Finti diplomi e lauree, dieci misure cautelari

Di Redazione / 07 Aprile 2022

REGGIO CALABRIA, 07 APR – Un finto centro di
formazione, con base in provincia di Reggio Calabria e sedi in
altre parti d’Italia, che rilasciava falsi diplomi che poi non
venivano riconosciuti dalle istituzioni. A scoprirlo sono stati
i finanzieri del Comando provinciale e gli agenti della Polizia
metropolitana di Reggio che hanno eseguito un’ordinanza di
custodia cautelare nei confronti di dieci persone emessa dal Gip
su richiesta del procuratore di Reggio Calabria Giovanni
Bombardieri e dei suoi pm per il reato di associazione a
delinquere finalizzata alla commissione di truffe, falsi e
autoriciclaggio. Nell’operazione, denominata “Lucignolo”, tre
donne di Condofuri, madre e due figlie, sono state portate in
carcere; ad altri cinque indagati, residenti nella Locride, a
Roma, Trani, Terracina e Rho, il gip ha concesso il beneficio
degli arresti domiciliari mentre per altri due, uno di Locri e
uno di Ribera, in provincia di Agrigento, è stato disposto
l’obbligo di dimora e di presentazione alla polizia giudiziaria.

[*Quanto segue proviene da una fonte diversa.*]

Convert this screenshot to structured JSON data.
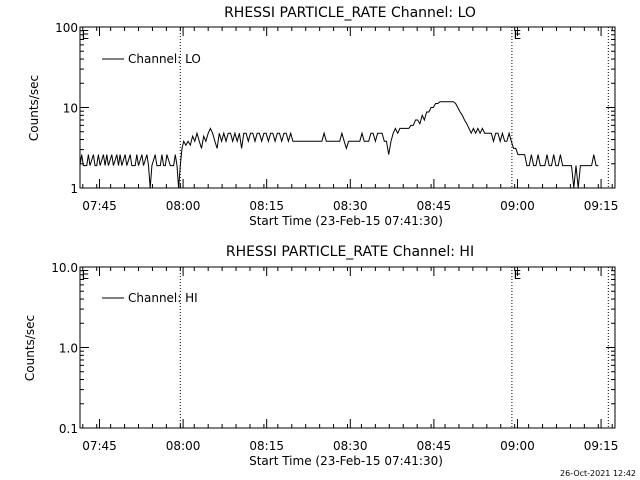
{
  "chart_data": [
    {
      "type": "line",
      "title": "RHESSI PARTICLE_RATE Channel: LO",
      "xlabel": "Start Time (23-Feb-15 07:41:30)",
      "ylabel": "Counts/sec",
      "yscale": "log",
      "ylim": [
        1,
        100
      ],
      "yticks": [
        "1",
        "10",
        "100"
      ],
      "xlim_min": [
        0,
        96
      ],
      "xticks": [
        {
          "min": 3.5,
          "label": "07:45"
        },
        {
          "min": 18.5,
          "label": "08:00"
        },
        {
          "min": 33.5,
          "label": "08:15"
        },
        {
          "min": 48.5,
          "label": "08:30"
        },
        {
          "min": 63.5,
          "label": "08:45"
        },
        {
          "min": 78.5,
          "label": "09:00"
        },
        {
          "min": 93.5,
          "label": "09:15"
        }
      ],
      "event_lines_min": [
        18.0,
        77.5,
        94.8
      ],
      "event_marks": [
        {
          "min": 0.3,
          "label": "E"
        },
        {
          "min": 77.8,
          "label": "E"
        }
      ],
      "legend": {
        "label": "Channel: LO",
        "placement": "top-left"
      },
      "series": [
        {
          "name": "Channel: LO",
          "points": [
            [
              0.0,
              1.9
            ],
            [
              0.3,
              2.6
            ],
            [
              0.6,
              1.9
            ],
            [
              1.2,
              1.9
            ],
            [
              1.5,
              2.6
            ],
            [
              1.8,
              1.9
            ],
            [
              2.4,
              2.6
            ],
            [
              2.7,
              1.9
            ],
            [
              3.0,
              1.9
            ],
            [
              3.3,
              2.6
            ],
            [
              3.6,
              1.9
            ],
            [
              4.2,
              2.6
            ],
            [
              4.5,
              1.9
            ],
            [
              4.8,
              2.6
            ],
            [
              5.1,
              1.9
            ],
            [
              5.7,
              2.6
            ],
            [
              6.0,
              1.9
            ],
            [
              6.6,
              2.6
            ],
            [
              6.9,
              1.9
            ],
            [
              7.2,
              2.6
            ],
            [
              7.5,
              1.9
            ],
            [
              8.1,
              2.6
            ],
            [
              8.4,
              1.9
            ],
            [
              9.0,
              2.6
            ],
            [
              9.3,
              1.9
            ],
            [
              9.9,
              1.9
            ],
            [
              10.2,
              2.6
            ],
            [
              10.5,
              1.9
            ],
            [
              11.1,
              2.6
            ],
            [
              11.4,
              1.9
            ],
            [
              12.0,
              2.6
            ],
            [
              12.3,
              1.9
            ],
            [
              12.6,
              0.9
            ],
            [
              12.9,
              1.9
            ],
            [
              13.5,
              2.6
            ],
            [
              13.8,
              1.9
            ],
            [
              14.4,
              1.9
            ],
            [
              14.7,
              2.6
            ],
            [
              15.0,
              1.9
            ],
            [
              15.3,
              1.9
            ],
            [
              15.6,
              2.6
            ],
            [
              16.2,
              1.9
            ],
            [
              16.8,
              1.9
            ],
            [
              17.1,
              2.6
            ],
            [
              17.4,
              1.9
            ],
            [
              17.7,
              0.9
            ],
            [
              18.0,
              1.9
            ],
            [
              18.3,
              3.1
            ],
            [
              18.6,
              3.8
            ],
            [
              19.0,
              3.4
            ],
            [
              19.4,
              3.8
            ],
            [
              19.8,
              3.4
            ],
            [
              20.2,
              4.4
            ],
            [
              20.6,
              3.8
            ],
            [
              21.0,
              4.8
            ],
            [
              21.4,
              3.8
            ],
            [
              21.8,
              3.1
            ],
            [
              22.2,
              4.4
            ],
            [
              22.6,
              3.8
            ],
            [
              23.0,
              4.8
            ],
            [
              23.4,
              5.5
            ],
            [
              23.8,
              4.8
            ],
            [
              24.2,
              3.8
            ],
            [
              24.6,
              3.1
            ],
            [
              25.0,
              4.8
            ],
            [
              25.4,
              3.8
            ],
            [
              25.8,
              4.8
            ],
            [
              26.2,
              3.8
            ],
            [
              26.6,
              4.8
            ],
            [
              27.0,
              4.8
            ],
            [
              27.4,
              3.8
            ],
            [
              27.8,
              4.8
            ],
            [
              28.2,
              3.8
            ],
            [
              28.6,
              4.8
            ],
            [
              29.0,
              3.1
            ],
            [
              29.4,
              4.8
            ],
            [
              29.8,
              4.8
            ],
            [
              30.2,
              3.8
            ],
            [
              30.6,
              4.8
            ],
            [
              31.0,
              4.8
            ],
            [
              31.4,
              3.8
            ],
            [
              31.8,
              4.8
            ],
            [
              32.2,
              4.8
            ],
            [
              32.6,
              3.8
            ],
            [
              33.0,
              4.8
            ],
            [
              33.4,
              4.8
            ],
            [
              33.8,
              3.8
            ],
            [
              34.2,
              4.8
            ],
            [
              34.6,
              4.8
            ],
            [
              35.0,
              3.8
            ],
            [
              35.4,
              4.8
            ],
            [
              35.8,
              4.8
            ],
            [
              36.2,
              3.8
            ],
            [
              36.6,
              4.8
            ],
            [
              37.0,
              4.8
            ],
            [
              37.4,
              3.8
            ],
            [
              37.8,
              4.8
            ],
            [
              38.2,
              3.8
            ],
            [
              38.6,
              3.8
            ],
            [
              39.0,
              3.8
            ],
            [
              39.4,
              3.8
            ],
            [
              39.8,
              3.8
            ],
            [
              40.2,
              3.8
            ],
            [
              40.6,
              3.8
            ],
            [
              41.0,
              3.8
            ],
            [
              41.4,
              3.8
            ],
            [
              41.8,
              3.8
            ],
            [
              42.2,
              3.8
            ],
            [
              42.6,
              3.8
            ],
            [
              43.0,
              3.8
            ],
            [
              43.4,
              3.8
            ],
            [
              43.8,
              4.8
            ],
            [
              44.2,
              3.8
            ],
            [
              44.6,
              3.8
            ],
            [
              45.0,
              3.8
            ],
            [
              45.4,
              3.8
            ],
            [
              45.8,
              3.8
            ],
            [
              46.2,
              3.8
            ],
            [
              46.6,
              3.8
            ],
            [
              47.0,
              4.8
            ],
            [
              47.4,
              3.8
            ],
            [
              47.8,
              3.1
            ],
            [
              48.2,
              3.8
            ],
            [
              48.6,
              3.8
            ],
            [
              49.0,
              3.8
            ],
            [
              49.4,
              3.8
            ],
            [
              49.8,
              3.8
            ],
            [
              50.2,
              3.8
            ],
            [
              50.6,
              4.8
            ],
            [
              51.0,
              3.8
            ],
            [
              51.4,
              3.8
            ],
            [
              51.8,
              3.8
            ],
            [
              52.2,
              4.8
            ],
            [
              52.6,
              4.8
            ],
            [
              53.0,
              3.8
            ],
            [
              53.4,
              4.8
            ],
            [
              53.8,
              4.8
            ],
            [
              54.2,
              4.8
            ],
            [
              54.6,
              3.8
            ],
            [
              55.0,
              3.8
            ],
            [
              55.4,
              2.6
            ],
            [
              55.8,
              3.8
            ],
            [
              56.2,
              4.8
            ],
            [
              56.6,
              5.5
            ],
            [
              57.0,
              4.8
            ],
            [
              57.4,
              5.5
            ],
            [
              57.8,
              5.5
            ],
            [
              58.2,
              5.5
            ],
            [
              58.6,
              5.5
            ],
            [
              59.0,
              5.5
            ],
            [
              59.4,
              6.0
            ],
            [
              59.8,
              6.0
            ],
            [
              60.2,
              7.0
            ],
            [
              60.6,
              7.0
            ],
            [
              61.0,
              6.3
            ],
            [
              61.4,
              8.0
            ],
            [
              61.8,
              7.0
            ],
            [
              62.2,
              8.8
            ],
            [
              62.6,
              8.8
            ],
            [
              63.0,
              10.0
            ],
            [
              63.4,
              10.0
            ],
            [
              63.8,
              11.2
            ],
            [
              64.2,
              11.2
            ],
            [
              64.6,
              11.8
            ],
            [
              65.0,
              11.8
            ],
            [
              65.4,
              11.8
            ],
            [
              65.8,
              11.8
            ],
            [
              66.2,
              11.8
            ],
            [
              66.6,
              11.8
            ],
            [
              67.0,
              11.8
            ],
            [
              67.4,
              11.2
            ],
            [
              67.8,
              10.0
            ],
            [
              68.2,
              8.8
            ],
            [
              68.6,
              8.0
            ],
            [
              69.0,
              7.0
            ],
            [
              69.4,
              6.3
            ],
            [
              69.8,
              5.5
            ],
            [
              70.2,
              4.8
            ],
            [
              70.6,
              5.5
            ],
            [
              71.0,
              4.8
            ],
            [
              71.4,
              5.5
            ],
            [
              71.8,
              4.8
            ],
            [
              72.2,
              5.5
            ],
            [
              72.6,
              4.8
            ],
            [
              73.0,
              4.8
            ],
            [
              73.4,
              4.8
            ],
            [
              73.8,
              4.8
            ],
            [
              74.2,
              3.8
            ],
            [
              74.6,
              4.8
            ],
            [
              75.0,
              4.8
            ],
            [
              75.4,
              3.8
            ],
            [
              75.8,
              4.8
            ],
            [
              76.2,
              3.8
            ],
            [
              76.6,
              3.8
            ],
            [
              77.0,
              4.8
            ],
            [
              77.4,
              3.8
            ],
            [
              77.8,
              3.1
            ],
            [
              78.2,
              3.1
            ],
            [
              78.6,
              2.6
            ],
            [
              79.0,
              2.6
            ],
            [
              79.4,
              2.6
            ],
            [
              79.8,
              2.6
            ],
            [
              80.2,
              1.9
            ],
            [
              80.6,
              1.9
            ],
            [
              81.0,
              2.6
            ],
            [
              81.4,
              1.9
            ],
            [
              81.8,
              1.9
            ],
            [
              82.2,
              2.6
            ],
            [
              82.6,
              1.9
            ],
            [
              83.0,
              1.9
            ],
            [
              83.4,
              1.9
            ],
            [
              83.8,
              2.6
            ],
            [
              84.2,
              1.9
            ],
            [
              84.6,
              1.9
            ],
            [
              85.0,
              2.6
            ],
            [
              85.4,
              1.9
            ],
            [
              85.8,
              1.9
            ],
            [
              86.2,
              2.6
            ],
            [
              86.6,
              1.9
            ],
            [
              87.0,
              1.9
            ],
            [
              87.4,
              1.9
            ],
            [
              87.8,
              1.9
            ],
            [
              88.2,
              1.9
            ],
            [
              88.6,
              0.9
            ],
            [
              89.0,
              1.9
            ],
            [
              89.4,
              0.9
            ],
            [
              89.8,
              1.9
            ],
            [
              90.2,
              1.9
            ],
            [
              90.6,
              1.9
            ],
            [
              91.0,
              1.9
            ],
            [
              91.4,
              1.9
            ],
            [
              91.8,
              1.9
            ],
            [
              92.2,
              2.6
            ],
            [
              92.6,
              1.9
            ],
            [
              93.0,
              1.9
            ]
          ]
        }
      ]
    },
    {
      "type": "line",
      "title": "RHESSI PARTICLE_RATE Channel: HI",
      "xlabel": "Start Time (23-Feb-15 07:41:30)",
      "ylabel": "Counts/sec",
      "yscale": "log",
      "ylim": [
        0.1,
        10.0
      ],
      "yticks": [
        "0.1",
        "1.0",
        "10.0"
      ],
      "xlim_min": [
        0,
        96
      ],
      "xticks": [
        {
          "min": 3.5,
          "label": "07:45"
        },
        {
          "min": 18.5,
          "label": "08:00"
        },
        {
          "min": 33.5,
          "label": "08:15"
        },
        {
          "min": 48.5,
          "label": "08:30"
        },
        {
          "min": 63.5,
          "label": "08:45"
        },
        {
          "min": 78.5,
          "label": "09:00"
        },
        {
          "min": 93.5,
          "label": "09:15"
        }
      ],
      "event_lines_min": [
        18.0,
        77.5,
        94.8
      ],
      "event_marks": [
        {
          "min": 0.3,
          "label": "E"
        },
        {
          "min": 77.8,
          "label": "E"
        }
      ],
      "legend": {
        "label": "Channel: HI",
        "placement": "top-left"
      },
      "series": [
        {
          "name": "Channel: HI",
          "points": []
        }
      ]
    }
  ],
  "footer": {
    "timestamp": "26-Oct-2021 12:42"
  }
}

Gli inquirenti avrebbero fatto luce su una sorta di
“diplomificio”. Gli accertamenti avrebbero consentito alla
Procura di delineare l’esistenza e l’operatività del sodalizio
criminale dietro la parvenza di un finto centro di formazione
internazionale, falsamente riconosciuto e convenzionato con enti
pubblici ed università italiane e straniere. Per i pm si tratta
di un’associazione, stabile e strutturata, attiva fin dal 2016
che sarebbe riuscita ad accumulare proventi per milioni di euro,
raggirando decine e decine di vittime. L’inchiesta è partita
dalle denunce di persone truffate che avevano frequentato alcuni
corsi ma i cui titoli non erano stati ritenuti validi
nell’ambito di procedure valutative del personale nelle
pubbliche amministrazioni. Stando agli accertamenti di Finanza e
Polizia metropolitana, gli indagati erano in grado di fornire
diplomi di laurea di università straniere con la relativa
omologazione, ma anche diplomi di università italiane
telematiche, certificati di conoscenza della lingua inglese e
abilitazioni all’attività didattica. Per i pm, però, era tutto
falso. Inoltre, in alcuni casi, i titoli erano rilasciati senza
la frequenza di alcun corso o il superamento di alcun esame.